Neil Oliver

A British state of mind

Picture credit: Getty

I was born British and as a British citizen I will live out my days. My nationality is a state of mind and I have no intention of changing either. I know who I am and what I love – and what I love is Britain, the whole place, every nook and cranny. This is my island. No pronouncement by any politician – here today and gone tomorrow – and no referendum on this or that issue of the day will have any effect on my understanding of myself and where I belong. It makes me feel better just to put those words down on the page.

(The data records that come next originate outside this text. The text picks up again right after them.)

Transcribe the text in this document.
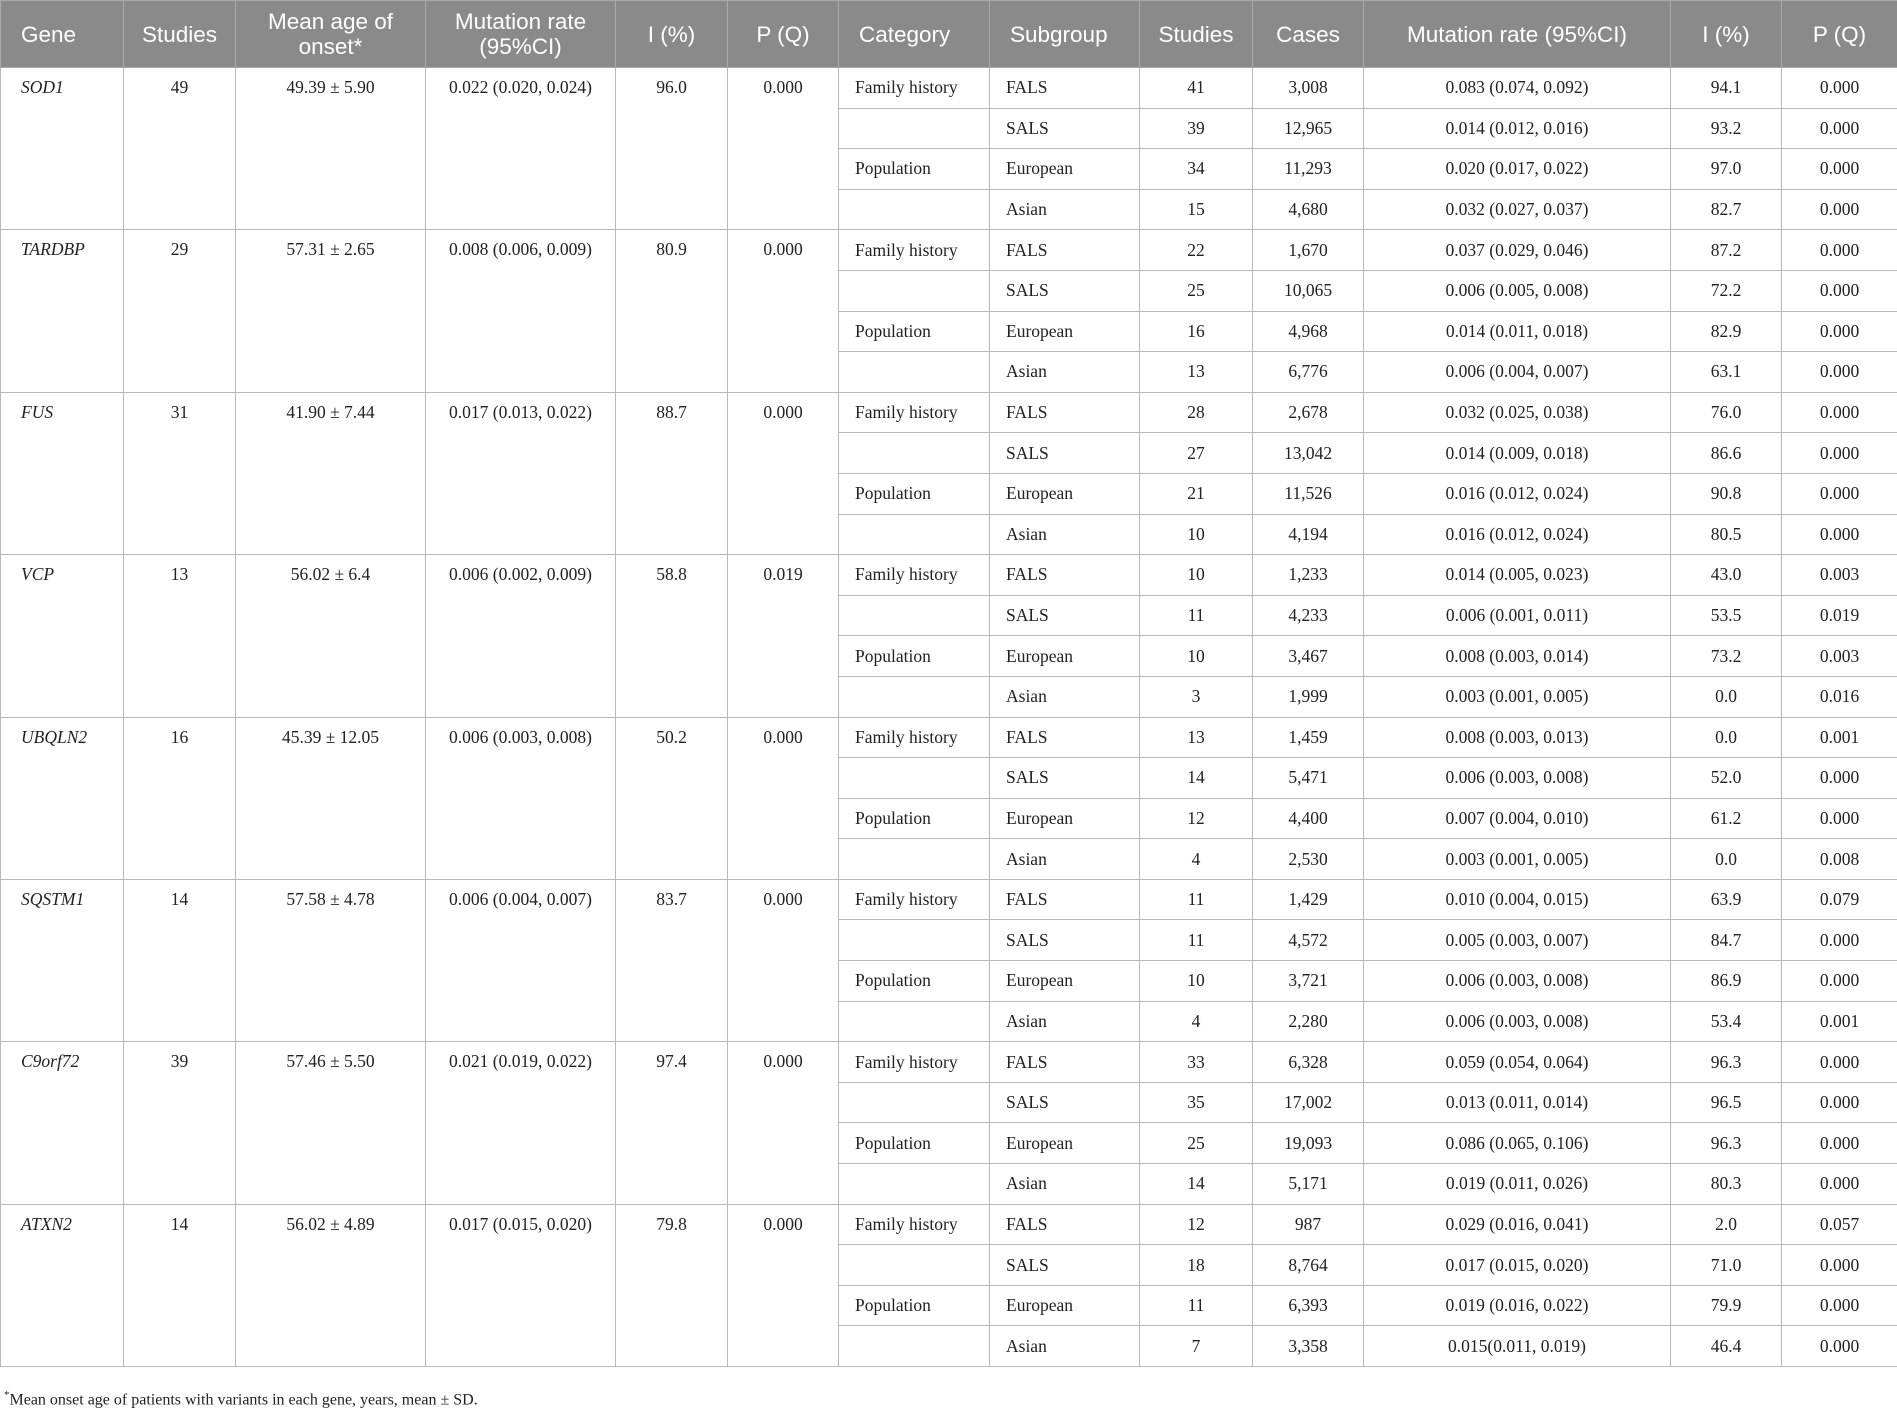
Gene	Studies	Mean age of onset*	Mutation rate (95%CI)	I (%)	P (Q)	Category	Subgroup	Studies	Cases	Mutation rate (95%CI)	I (%)	P (Q)
SOD1	49	49.39 ± 5.90	0.022 (0.020, 0.024)	96.0	0.000	Family history	FALS	41	3,008	0.083 (0.074, 0.092)	94.1	0.000
							SALS	39	12,965	0.014 (0.012, 0.016)	93.2	0.000
						Population	European	34	11,293	0.020 (0.017, 0.022)	97.0	0.000
							Asian	15	4,680	0.032 (0.027, 0.037)	82.7	0.000
TARDBP	29	57.31 ± 2.65	0.008 (0.006, 0.009)	80.9	0.000	Family history	FALS	22	1,670	0.037 (0.029, 0.046)	87.2	0.000
							SALS	25	10,065	0.006 (0.005, 0.008)	72.2	0.000
						Population	European	16	4,968	0.014 (0.011, 0.018)	82.9	0.000
							Asian	13	6,776	0.006 (0.004, 0.007)	63.1	0.000
FUS	31	41.90 ± 7.44	0.017 (0.013, 0.022)	88.7	0.000	Family history	FALS	28	2,678	0.032 (0.025, 0.038)	76.0	0.000
							SALS	27	13,042	0.014 (0.009, 0.018)	86.6	0.000
						Population	European	21	11,526	0.016 (0.012, 0.024)	90.8	0.000
							Asian	10	4,194	0.016 (0.012, 0.024)	80.5	0.000
VCP	13	56.02 ± 6.4	0.006 (0.002, 0.009)	58.8	0.019	Family history	FALS	10	1,233	0.014 (0.005, 0.023)	43.0	0.003
							SALS	11	4,233	0.006 (0.001, 0.011)	53.5	0.019
						Population	European	10	3,467	0.008 (0.003, 0.014)	73.2	0.003
							Asian	3	1,999	0.003 (0.001, 0.005)	0.0	0.016
UBQLN2	16	45.39 ± 12.05	0.006 (0.003, 0.008)	50.2	0.000	Family history	FALS	13	1,459	0.008 (0.003, 0.013)	0.0	0.001
							SALS	14	5,471	0.006 (0.003, 0.008)	52.0	0.000
						Population	European	12	4,400	0.007 (0.004, 0.010)	61.2	0.000
							Asian	4	2,530	0.003 (0.001, 0.005)	0.0	0.008
SQSTM1	14	57.58 ± 4.78	0.006 (0.004, 0.007)	83.7	0.000	Family history	FALS	11	1,429	0.010 (0.004, 0.015)	63.9	0.079
							SALS	11	4,572	0.005 (0.003, 0.007)	84.7	0.000
						Population	European	10	3,721	0.006 (0.003, 0.008)	86.9	0.000
							Asian	4	2,280	0.006 (0.003, 0.008)	53.4	0.001
C9orf72	39	57.46 ± 5.50	0.021 (0.019, 0.022)	97.4	0.000	Family history	FALS	33	6,328	0.059 (0.054, 0.064)	96.3	0.000
							SALS	35	17,002	0.013 (0.011, 0.014)	96.5	0.000
						Population	European	25	19,093	0.086 (0.065, 0.106)	96.3	0.000
							Asian	14	5,171	0.019 (0.011, 0.026)	80.3	0.000
ATXN2	14	56.02 ± 4.89	0.017 (0.015, 0.020)	79.8	0.000	Family history	FALS	12	987	0.029 (0.016, 0.041)	2.0	0.057
							SALS	18	8,764	0.017 (0.015, 0.020)	71.0	0.000
						Population	European	11	6,393	0.019 (0.016, 0.022)	79.9	0.000
							Asian	7	3,358	0.015(0.011, 0.019)	46.4	0.000
*Mean onset age of patients with variants in each gene, years, mean ± SD.
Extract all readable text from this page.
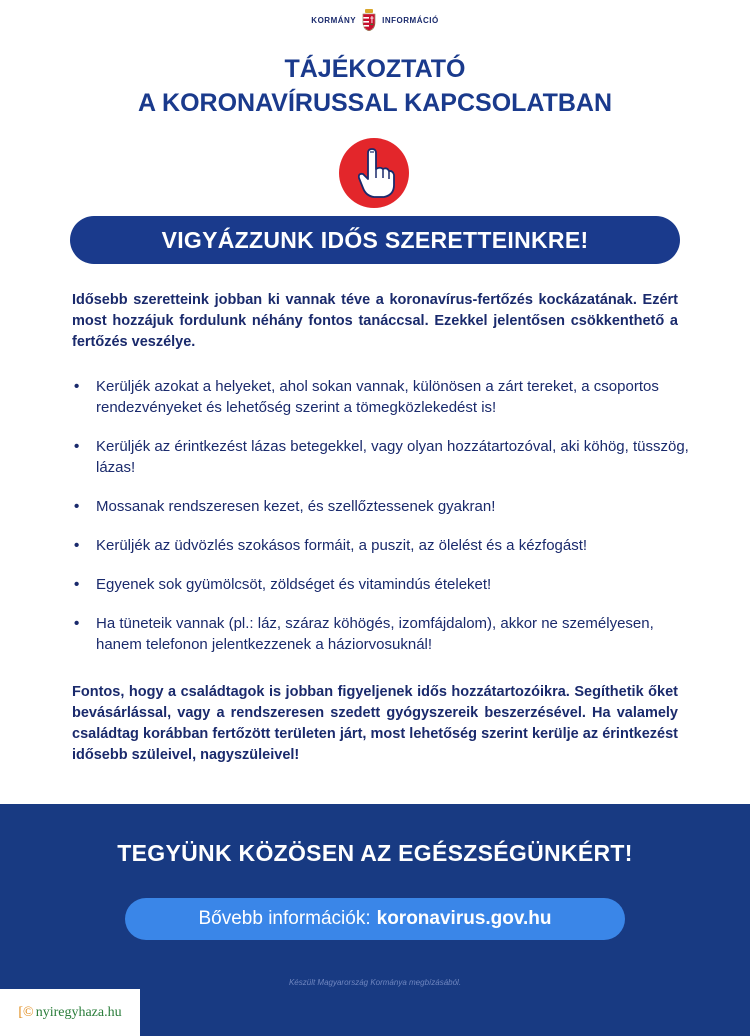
KORMÁNY	INFORMÁCIÓ
TÁJÉKOZTATÓ
A KORONAVÍRUSSAL KAPCSOLATBAN
VIGYÁZZUNK IDŐS SZERETTEINKRE!

Idősebb szeretteink jobban ki vannak téve a koronavírus-fertőzés kockázatának. Ezért most hozzájuk fordulunk néhány fontos tanáccsal. Ezekkel jelentősen csökkenthető a fertőzés veszélye.

• Kerüljék azokat a helyeket, ahol sokan vannak, különösen a zárt tereket, a csoportos rendezvényeket és lehetőség szerint a tömegközlekedést is!
• Kerüljék az érintkezést lázas betegekkel, vagy olyan hozzátartozóval, aki köhög, tüsszög, lázas!
• Mossanak rendszeresen kezet, és szellőztessenek gyakran!
• Kerüljék az üdvözlés szokásos formáit, a puszit, az ölelést és a kézfogást!
• Egyenek sok gyümölcsöt, zöldséget és vitamindús ételeket!
• Ha tüneteik vannak (pl.: láz, száraz köhögés, izomfájdalom), akkor ne személyesen, hanem telefonon jelentkezzenek a háziorvosuknál!

Fontos, hogy a családtagok is jobban figyeljenek idős hozzátartozóikra. Segíthetik őket bevásárlással, vagy a rendszeresen szedett gyógyszereik beszerzésével. Ha valamely családtag korábban fertőzött területen járt, most lehetőség szerint kerülje az érintkezést idősebb szüleivel, nagyszüleivel!

TEGYÜNK KÖZÖSEN AZ EGÉSZSÉGÜNKÉRT!
Bővebb információk: koronavirus.gov.hu
Készült Magyarország Kormánya megbízásából.
[© nyiregyhaza.hu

The Canadian anthropologist Wade Davis said, ‘The world into which you are born does not exist, not in any absolute sense, rather it is a model of reality.’ I listen to those words and realise that Britain does not exist either. Neither does England, Ireland, Scotland, Wales or any other country, not really. There are physical landscapes on the face of the Earth – made of dry land set apart from the sea. But the lines drawn and countries named are figments of collective imagination and made all the more meaningful as a result. They are what we say they are. The existence of our homelands is nothing more nor less than an act of will, and also of love. Just as creatures that once walked, swam or flew are long gone now, so there is a long list of countries that once were here but are here no longer … Sumer … Chimor … Kush … the list goes on and on. You might say that a country is a dream shared by its inhabitants. As long as enough of the inhabitants believe in the existence of Britain, or Scotland, or wherever, then the dream remains alive and the country in question is made real.